The last-minute realization that labor and delivery needed to go into emergency mode translated into a confusing, piecemeal approach, Martin says. "Places put draconian-sounding rules into place very quickly, rules that made no sense to anyone except the doctors implementing them. The suddenness and lack of planning understandably freaked out a lot of people."
That, Martin says, is what's causing spikes in Google searches for home birth. "We've seen waves of that across the country."
Martin points out that while the coronavirus pandemic triggered this particular crisis, a lack of planning for maternal care in public health emergencies is "a historic, systemic problem." Experts have been pushing for the inclusion of maternal care in planning for floods, hurricanes, fires, and other disasters, she says. "But they've never gotten traction."
As a result, even advocates for midwifery and home birth are concerned about families making choices quickly, under duress.
"Rushed decision making is a poor way of educating oneself," says Ginger Breedlove, the Kansas-based founder of a national advocacy group called Grow Midwives. "Home birth is safe, but if you're going to do it, there's a lot you better know."

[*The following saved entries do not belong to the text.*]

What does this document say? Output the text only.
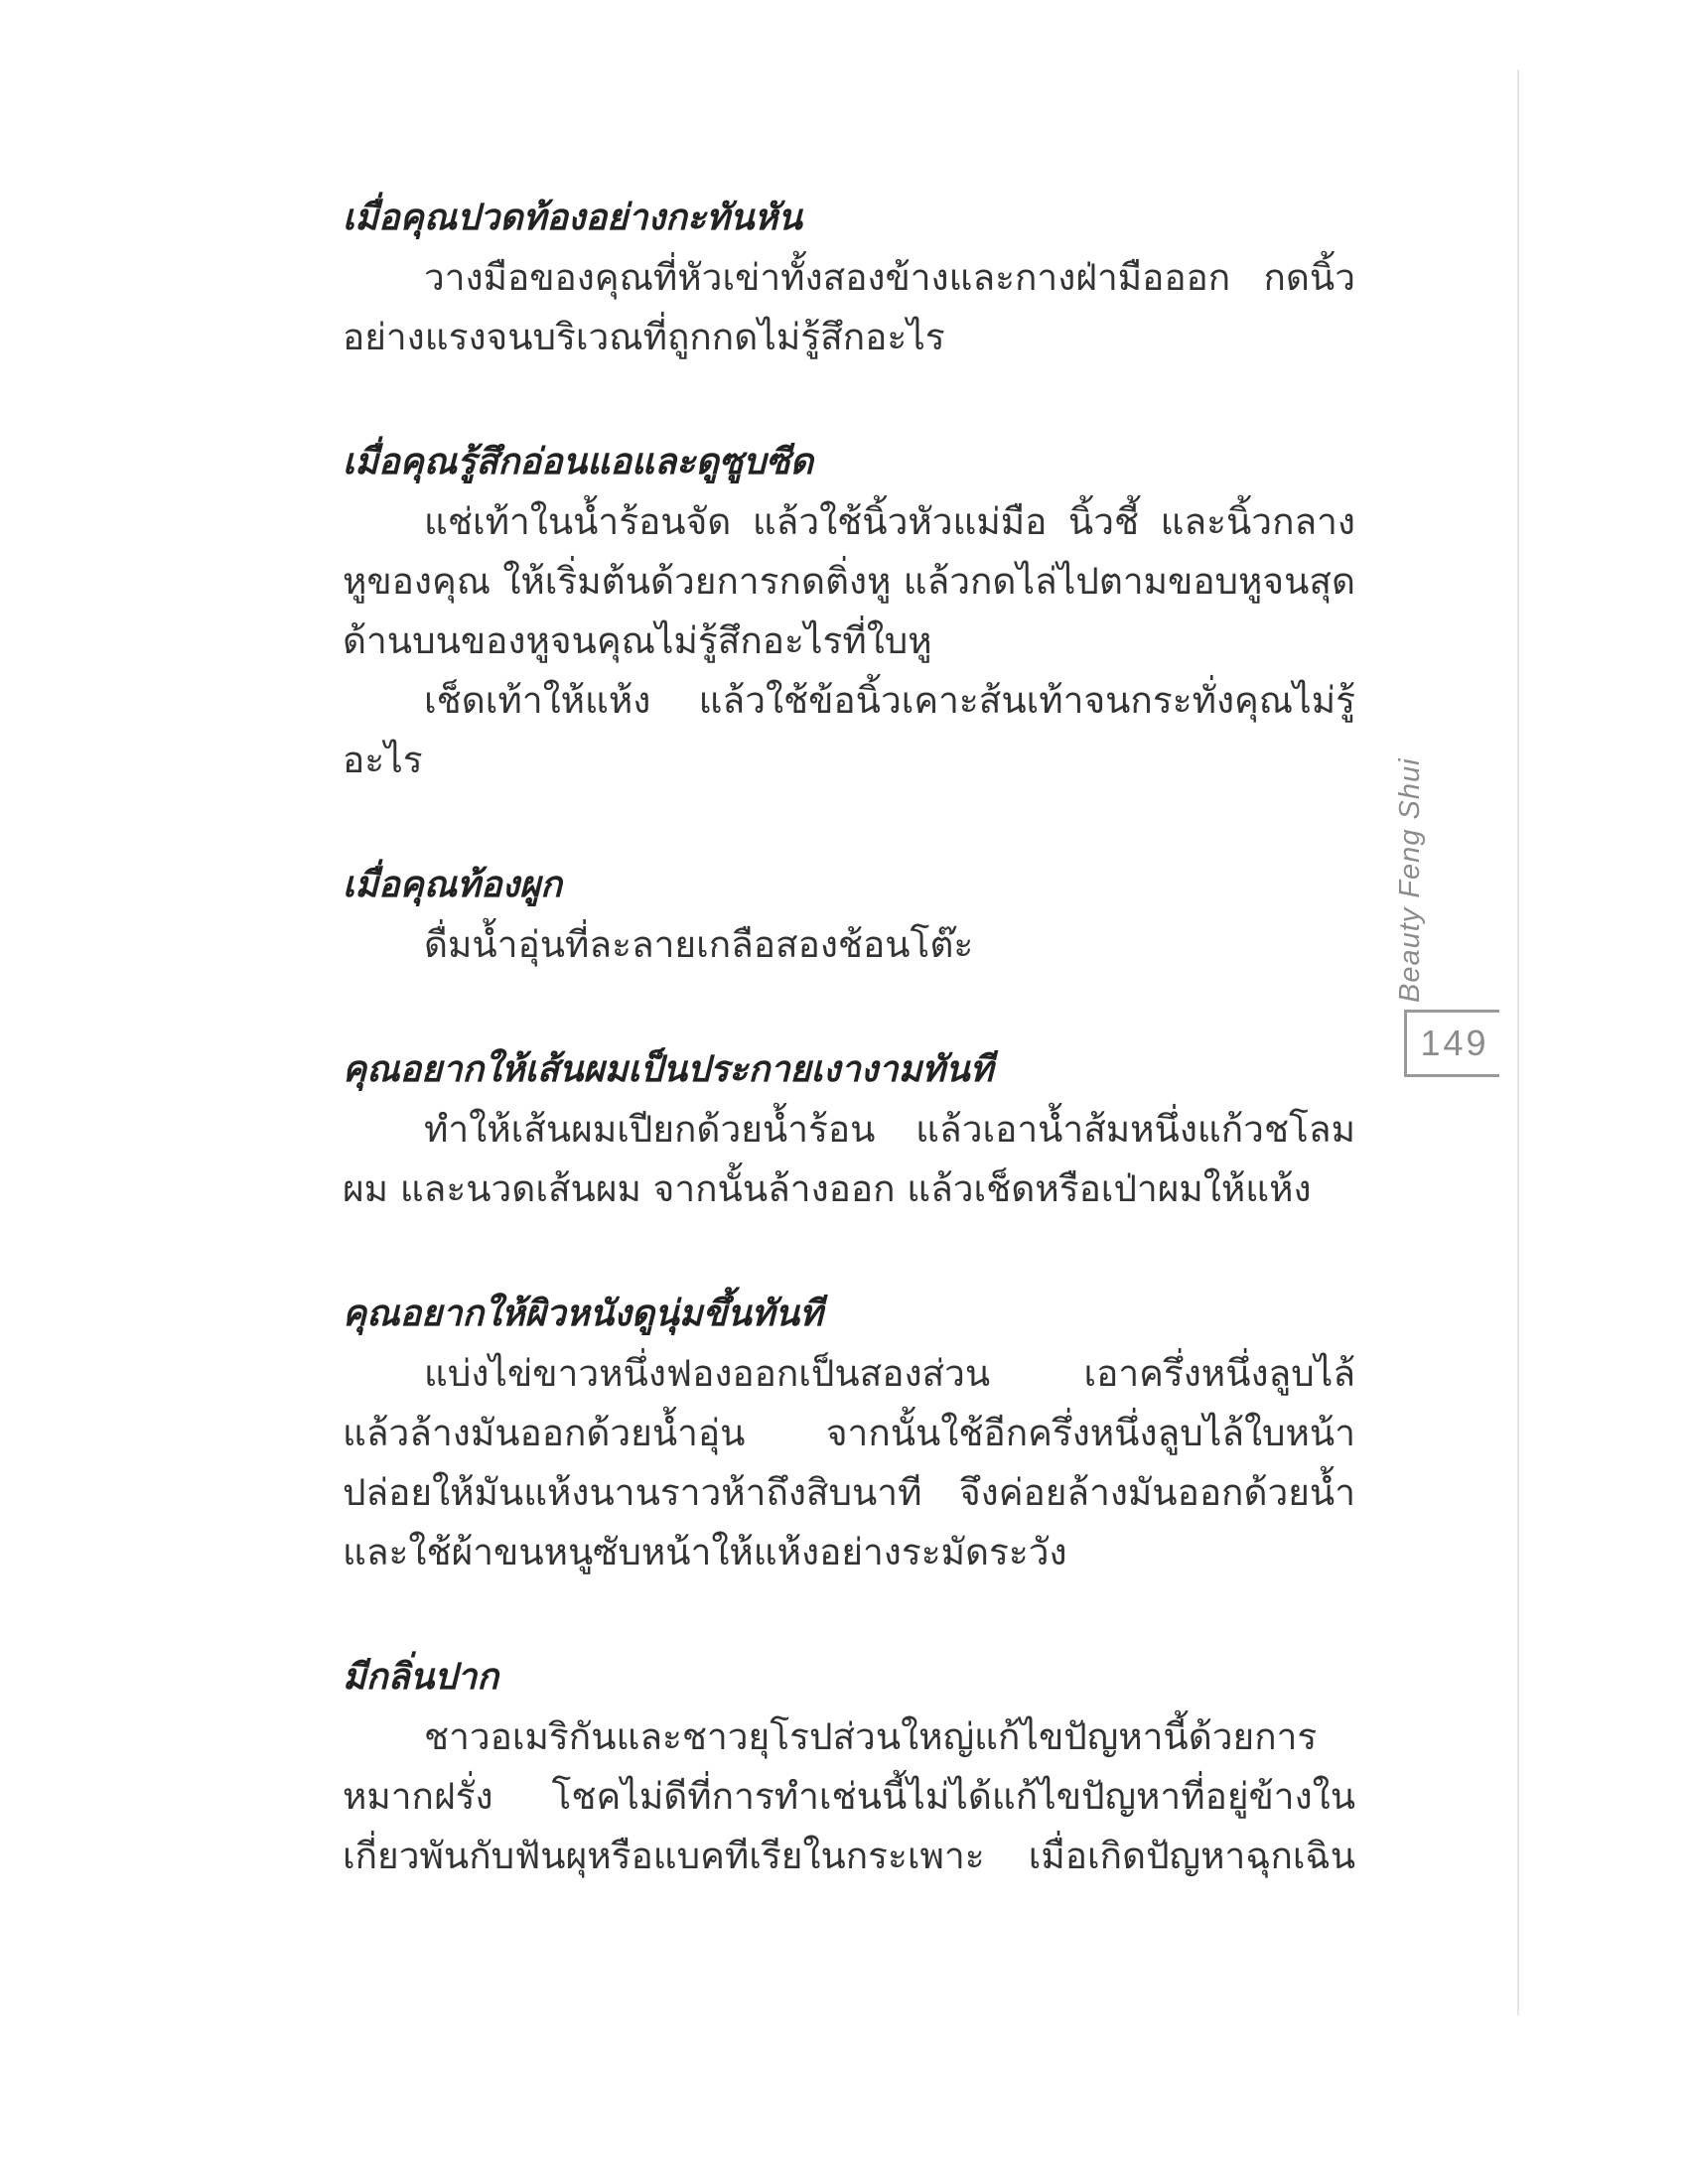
เมื่อคุณปวดท้องอย่างกะทันหัน

วางมือของคุณที่หัวเข่าทั้งสองข้างและกางฝ่ามือออก กดนิ้ว
อย่างแรงจนบริเวณที่ถูกกดไม่รู้สึกอะไร

เมื่อคุณรู้สึกอ่อนแอและดูซูบซีด

แช่เท้าในน้ำร้อนจัด แล้วใช้นิ้วหัวแม่มือ นิ้วชี้ และนิ้วกลาง
หูของคุณ ให้เริ่มต้นด้วยการกดติ่งหู แล้วกดไล่ไปตามขอบหูจนสุด
ด้านบนของหูจนคุณไม่รู้สึกอะไรที่ใบหู

เช็ดเท้าให้แห้ง แล้วใช้ข้อนิ้วเคาะส้นเท้าจนกระทั่งคุณไม่รู้
อะไร

เมื่อคุณท้องผูก

ดื่มน้ำอุ่นที่ละลายเกลือสองช้อนโต๊ะ

คุณอยากให้เส้นผมเป็นประกายเงางามทันที

ทำให้เส้นผมเปียกด้วยน้ำร้อน แล้วเอาน้ำส้มหนึ่งแก้วชโลม
ผม และนวดเส้นผม จากนั้นล้างออก แล้วเช็ดหรือเป่าผมให้แห้ง

คุณอยากให้ผิวหนังดูนุ่มขึ้นทันที

แบ่งไข่ขาวหนึ่งฟองออกเป็นสองส่วน เอาครึ่งหนึ่งลูบไล้
แล้วล้างมันออกด้วยน้ำอุ่น จากนั้นใช้อีกครึ่งหนึ่งลูบไล้ใบหน้า
ปล่อยให้มันแห้งนานราวห้าถึงสิบนาที จึงค่อยล้างมันออกด้วยน้ำ
และใช้ผ้าขนหนูซับหน้าให้แห้งอย่างระมัดระวัง

มีกลิ่นปาก

ชาวอเมริกันและชาวยุโรปส่วนใหญ่แก้ไขปัญหานี้ด้วยการ
หมากฝรั่ง โชคไม่ดีที่การทำเช่นนี้ไม่ได้แก้ไขปัญหาที่อยู่ข้างใน
เกี่ยวพันกับฟันผุหรือแบคทีเรียในกระเพาะ เมื่อเกิดปัญหาฉุกเฉิน

Beauty Feng Shui
149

Breedlove — who herself gave birth in a variety of settings, from home birth to hospital birth — says a particular place is not what makes birth safe. What’s best for women and babies, she says, is a seamless approach to care, with everyone working together. In the United States, options and providers are disconnected from one another. That fragmentation is what moms approaching due dates are up against now, as they take in the reality of hospital birth in a pandemic.
Jennifer Prudden found it hard to tell her OB she wouldn’t be delivering with her in a hospital after sharing the journey up to that point. But sitting with her healthy baby boy in her rocking chair at home, Prudden says she made the right move. The outside world has become less friendly, she says. “This is my safe place. I think that made it easier to give birth here, because I didn't have to go out and deal with any of the weirdness.”
She found extra sheets for the bed and an inflatable pool for laboring, but in the end, there wasn’t time for any of that. After having laboring through the night on the sofa, she woke up her husband and called in the midwife just in time. According to the time stamps on the photos, the midwife was washing her hands at 7:02 a.m. and the baby was out at 7:05.
About the only uncertainty now is what Baby Elijah, weighing in at 8 pounds 9 ounces, will someday say about being born at the height of the coronavirus pandemic in Kansas City.